Dr. Hatice Çolak / Yazar
14.10.2022

İçinde yaşadığımız düzmeceye fakir dünyanın cevabı: Pole Pole. Yani yavaş yavaş yaşamak. Tadını çıkara çıkara, hızlı hayatın, teknoloji başta olmak üzere birçok tuzağına düşmeden, geçmişi de, geleceği de, şimdiyi de bir bütün halinde ve hissederek yaşamak.


Fakir ama mutlu insanların formülleri-2 Pole Pole

"Yalnızca Momo, Beppo'dan cevap alabilmek için uzun süre beklemesi gerektiğini bilir ve onun sözlerini rahatlıkla anlardı. Beppo'nun sorulara yanlış bir karşılık vermemek için bu kadar düşündüğünü bilirdi, çünkü Beppo'ya göre, dünyadaki bütün anlaşmazlıklar kasıtlı ya da kasıtsız, aceleye getirilerek söylenmiş birtakım yalan yanlış sözlerden kaynaklanıyordu."

Momo, Michael Ende

Son yazımızda Afrikalı mutlu insanların sırlarının ilkiyle tanışmıştık: Ubuntu. Yani "Biz varsak ben varım." Bu hafta ise ikinci sırdan bahsedeceğiz: Pole pole. Yani "Yavaş yavaş yaşa." Kemal Sayar'ın mükemmel kitabı Yavaşla'daki ifadesiyle "Yavaşlayın! Bu hayattan sadece bir defa geçeceksiniz!"

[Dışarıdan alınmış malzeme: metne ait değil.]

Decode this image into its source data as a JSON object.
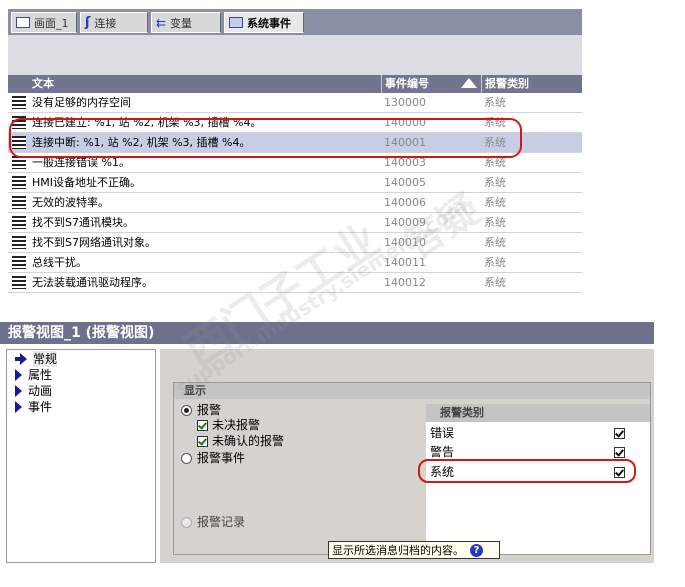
{
  "tabs": [
    {
      "label": "画面_1",
      "active": false
    },
    {
      "label": "连接",
      "active": false
    },
    {
      "label": "变量",
      "active": false
    },
    {
      "label": "系统事件",
      "active": true
    }
  ],
  "grid": {
    "columns": [
      "文本",
      "事件编号",
      "报警类别"
    ],
    "rows": [
      {
        "text": "没有足够的内存空间",
        "id": "130000",
        "cat": "系统",
        "selected": false
      },
      {
        "text": "连接已建立: %1,  站 %2,  机架 %3,  插槽 %4。",
        "id": "140000",
        "cat": "系统",
        "selected": false
      },
      {
        "text": "连接中断: %1, 站 %2, 机架 %3, 插槽 %4。",
        "id": "140001",
        "cat": "系统",
        "selected": true
      },
      {
        "text": "一般连接错误 %1。",
        "id": "140003",
        "cat": "系统",
        "selected": false
      },
      {
        "text": "HMI设备地址不正确。",
        "id": "140005",
        "cat": "系统",
        "selected": false
      },
      {
        "text": "无效的波特率。",
        "id": "140006",
        "cat": "系统",
        "selected": false
      },
      {
        "text": "找不到S7通讯模块。",
        "id": "140009",
        "cat": "系统",
        "selected": false
      },
      {
        "text": "找不到S7网络通讯对象。",
        "id": "140010",
        "cat": "系统",
        "selected": false
      },
      {
        "text": "总线干扰。",
        "id": "140011",
        "cat": "系统",
        "selected": false
      },
      {
        "text": "无法装载通讯驱动程序。",
        "id": "140012",
        "cat": "系统",
        "selected": false
      }
    ]
  },
  "props": {
    "title": "报警视图_1 (报警视图)",
    "nav": [
      "常规",
      "属性",
      "动画",
      "事件"
    ],
    "group_title": "显示",
    "radio_alarm": "报警",
    "chk_pending": "未决报警",
    "chk_unack": "未确认的报警",
    "radio_events": "报警事件",
    "radio_log": "报警记录",
    "cat_header": "报警类别",
    "categories": [
      "错误",
      "警告",
      "系统"
    ],
    "tooltip": "显示所选消息归档的内容。",
    "help": "?"
  },
  "watermark": {
    "line1": "西门子工业",
    "line2": "support.industry.siemens.com",
    "line3": "答疑"
  },
  "colors": {
    "highlight_ring": "#d01818",
    "selected_row": "#c8cde6",
    "header": "#71758f"
  }
}
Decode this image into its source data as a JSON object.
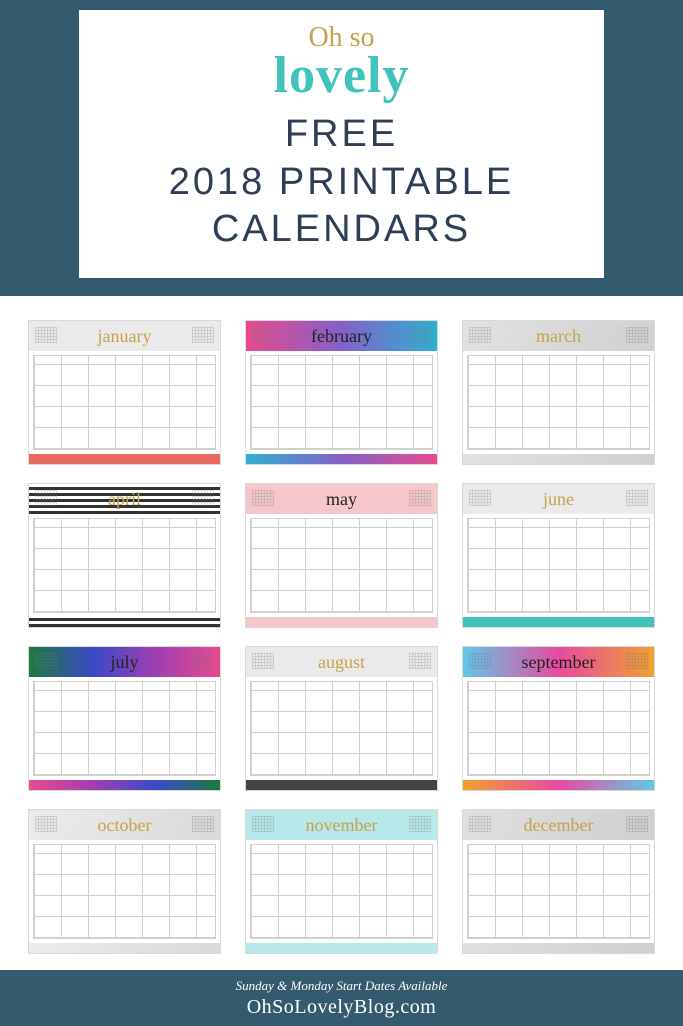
{
  "brand": {
    "script": "Oh so",
    "lovely": "lovely"
  },
  "headline": {
    "line1": "FREE",
    "line2": "2018 PRINTABLE",
    "line3": "CALENDARS"
  },
  "months": [
    {
      "name": "january",
      "cls": "m1",
      "dark": false
    },
    {
      "name": "february",
      "cls": "m2",
      "dark": true
    },
    {
      "name": "march",
      "cls": "m3",
      "dark": false
    },
    {
      "name": "april",
      "cls": "m4",
      "dark": false
    },
    {
      "name": "may",
      "cls": "m5",
      "dark": true
    },
    {
      "name": "june",
      "cls": "m6",
      "dark": false
    },
    {
      "name": "july",
      "cls": "m7",
      "dark": true
    },
    {
      "name": "august",
      "cls": "m8",
      "dark": false
    },
    {
      "name": "september",
      "cls": "m9",
      "dark": true
    },
    {
      "name": "october",
      "cls": "m10",
      "dark": false
    },
    {
      "name": "november",
      "cls": "m11",
      "dark": false
    },
    {
      "name": "december",
      "cls": "m12",
      "dark": false
    }
  ],
  "footer": {
    "note": "Sunday & Monday Start Dates Available",
    "url": "OhSoLovelyBlog.com"
  }
}
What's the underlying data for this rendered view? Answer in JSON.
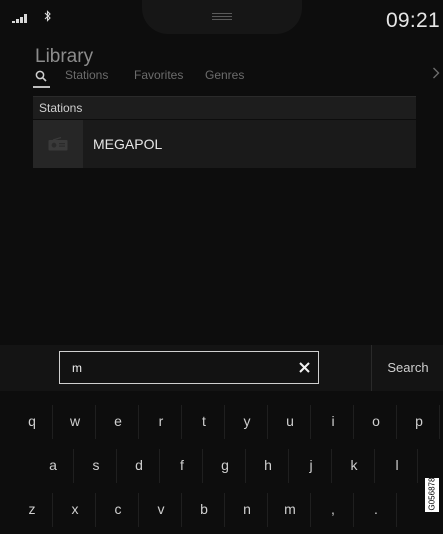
{
  "status_bar": {
    "time": "09:21",
    "signal_icon": "signal-bars-icon",
    "bluetooth_icon": "bluetooth-icon"
  },
  "header": {
    "title": "Library",
    "tabs": [
      {
        "label": "Stations"
      },
      {
        "label": "Favorites"
      },
      {
        "label": "Genres"
      }
    ],
    "search_tab_icon": "search-icon",
    "next_icon": "chevron-right-icon"
  },
  "results": {
    "section_title": "Stations",
    "items": [
      {
        "name": "MEGAPOL",
        "icon": "radio-icon"
      }
    ]
  },
  "search": {
    "value": "m",
    "clear_icon": "close-icon",
    "button_label": "Search"
  },
  "keyboard": {
    "rows": [
      [
        "q",
        "w",
        "e",
        "r",
        "t",
        "y",
        "u",
        "i",
        "o",
        "p"
      ],
      [
        "a",
        "s",
        "d",
        "f",
        "g",
        "h",
        "j",
        "k",
        "l"
      ],
      [
        "z",
        "x",
        "c",
        "v",
        "b",
        "n",
        "m",
        ",",
        "."
      ]
    ]
  },
  "image_code": "G056878",
  "colors": {
    "background": "#0d0d0d",
    "text_primary": "#e6e6e6",
    "text_muted": "#6c6c6c"
  }
}
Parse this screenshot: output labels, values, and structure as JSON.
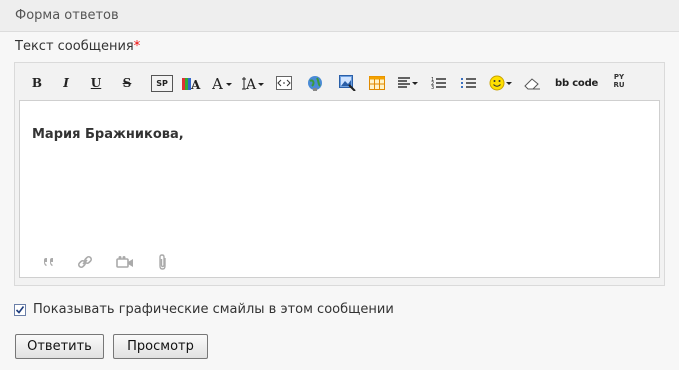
{
  "header": {
    "title": "Форма ответов"
  },
  "form": {
    "label": "Текст сообщения",
    "required_mark": "*"
  },
  "toolbar": {
    "bold": "B",
    "italic": "I",
    "underline": "U",
    "strike": "S",
    "spoiler": "SP",
    "bbcode": "bb code",
    "translit_top": "PY",
    "translit_bottom": "RU"
  },
  "editor": {
    "content": "Мария Бражникова,"
  },
  "options": {
    "show_smiles_label": "Показывать графические смайлы в этом сообщении",
    "show_smiles_checked": true
  },
  "actions": {
    "reply": "Ответить",
    "preview": "Просмотр"
  },
  "colors": {
    "header_bg": "#eeeeee",
    "required": "#e00000",
    "link_icon": "#2d6cc4"
  }
}
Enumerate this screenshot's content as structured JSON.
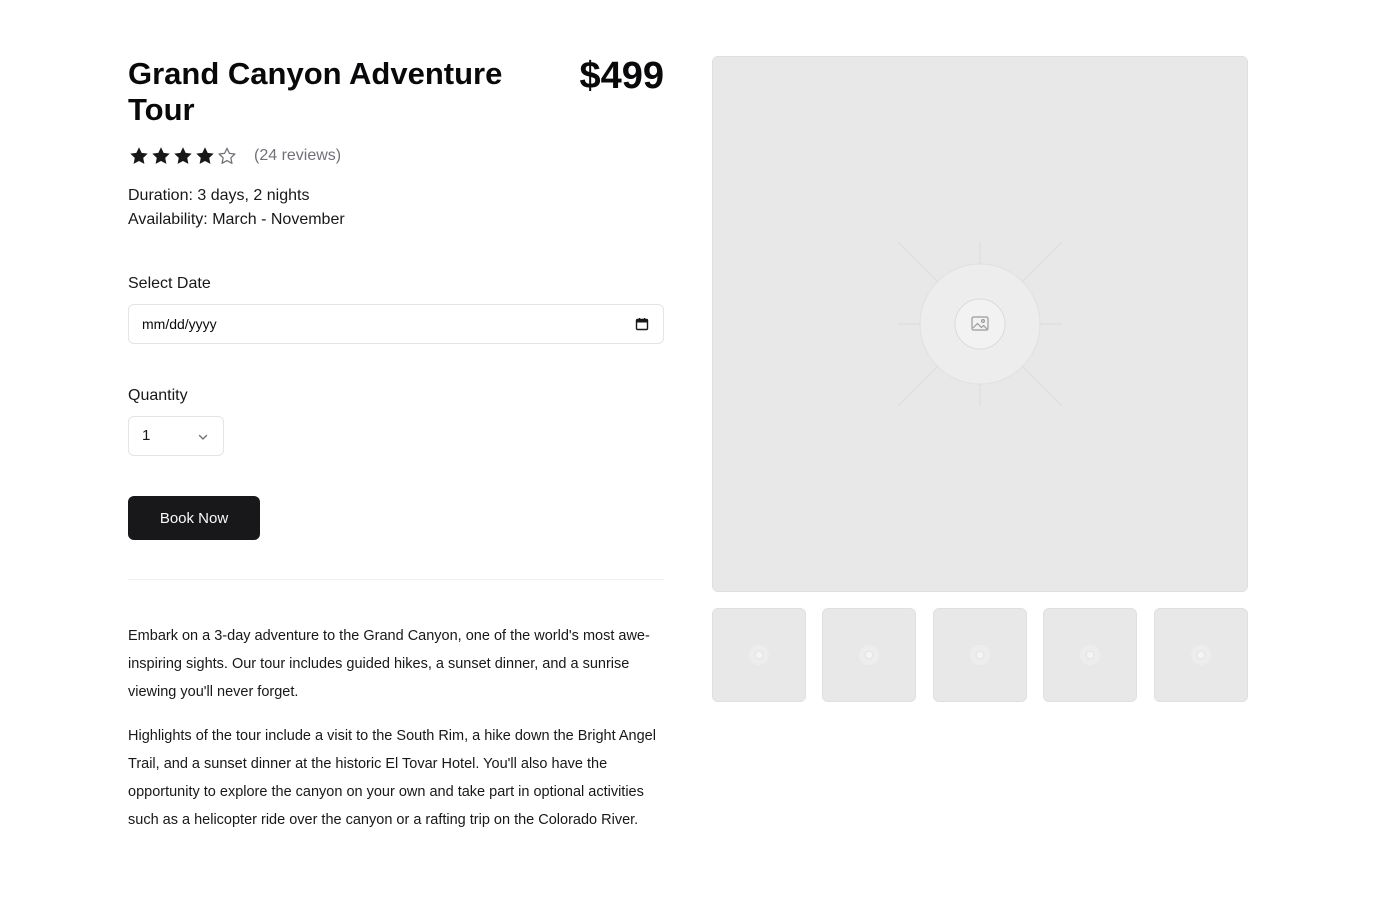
{
  "product": {
    "title": "Grand Canyon Adventure Tour",
    "price": "$499",
    "rating": 4,
    "rating_max": 5,
    "reviews": "(24 reviews)",
    "duration": "Duration: 3 days, 2 nights",
    "availability": "Availability: March - November"
  },
  "booking": {
    "date_label": "Select Date",
    "date_placeholder": "mm/dd/yyyy",
    "quantity_label": "Quantity",
    "quantity_value": "1",
    "book_button": "Book Now"
  },
  "description": {
    "paragraph_1": "Embark on a 3-day adventure to the Grand Canyon, one of the world's most awe-inspiring sights. Our tour includes guided hikes, a sunset dinner, and a sunrise viewing you'll never forget.",
    "paragraph_2": "Highlights of the tour include a visit to the South Rim, a hike down the Bright Angel Trail, and a sunset dinner at the historic El Tovar Hotel. You'll also have the opportunity to explore the canyon on your own and take part in optional activities such as a helicopter ride over the canyon or a rafting trip on the Colorado River."
  },
  "gallery": {
    "main_icon": "image-placeholder-icon",
    "thumbnail_count": 5
  },
  "colors": {
    "primary": "#18181b",
    "muted_text": "#71717a",
    "border": "#e4e4e7",
    "placeholder_bg": "#e8e8e8"
  }
}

Kitabı ilk okuduğumda henüz Afrika'ya yerleşmemiştim. İşe her gün saatlerce araba kullanarak giden ve yol boyunca insanların birbiriyle ego savaşına şahit olan, her güne olabilecek en negatif enerjiyle başlayan bir modern köle olarak yazarın arabaları erkeklerin yeni şehvet nesneleri olarak tanımlaması ve yolları hayal kırıklığına uğramış egoların geçit resmi yaptığı mekânlar olarak tasvirine hayran kalmıştım.

"Hız yapmak, bugünün dünyasında en yaygın sivil itaatsizlik tarzı" diyordu Hoca ve fakat hız yapmanın bize zaman kazandırmadığını, hız yapabildikçe daha uzak mesafelere gittiğimizi ve zamanımızın çoğunu yine yollarda harcadığımızı söylüyordu. Üstelik hız mimariyi de değiştiriyordu: Artık 'revnaklı şehirler'e, durup temaşa edeceğimiz süslemeli, oymalı binalara ihtiyaç yoktu. Hızlanan sürücünün gözü tarafından daha kolay algılanacak beton ve cam karışımı binalar şehirlerin yeni tarzını oluşturuyordu. Otoyollar bizi yabancılaştırıyordu, dost ve akrabaları uzağa düşürüyordu, ama bir yandan da uzaktaki sevdiklerimize ancak hız yapmakla kavuşabileceğimizi telkin ediyor- bizi 'yalnız kalabalık'lar haline getiriyordu. Bizler kendimizi daha uzaklara vurdukça, yakınımızdaki insanlarla daha az zaman harcıyorduk.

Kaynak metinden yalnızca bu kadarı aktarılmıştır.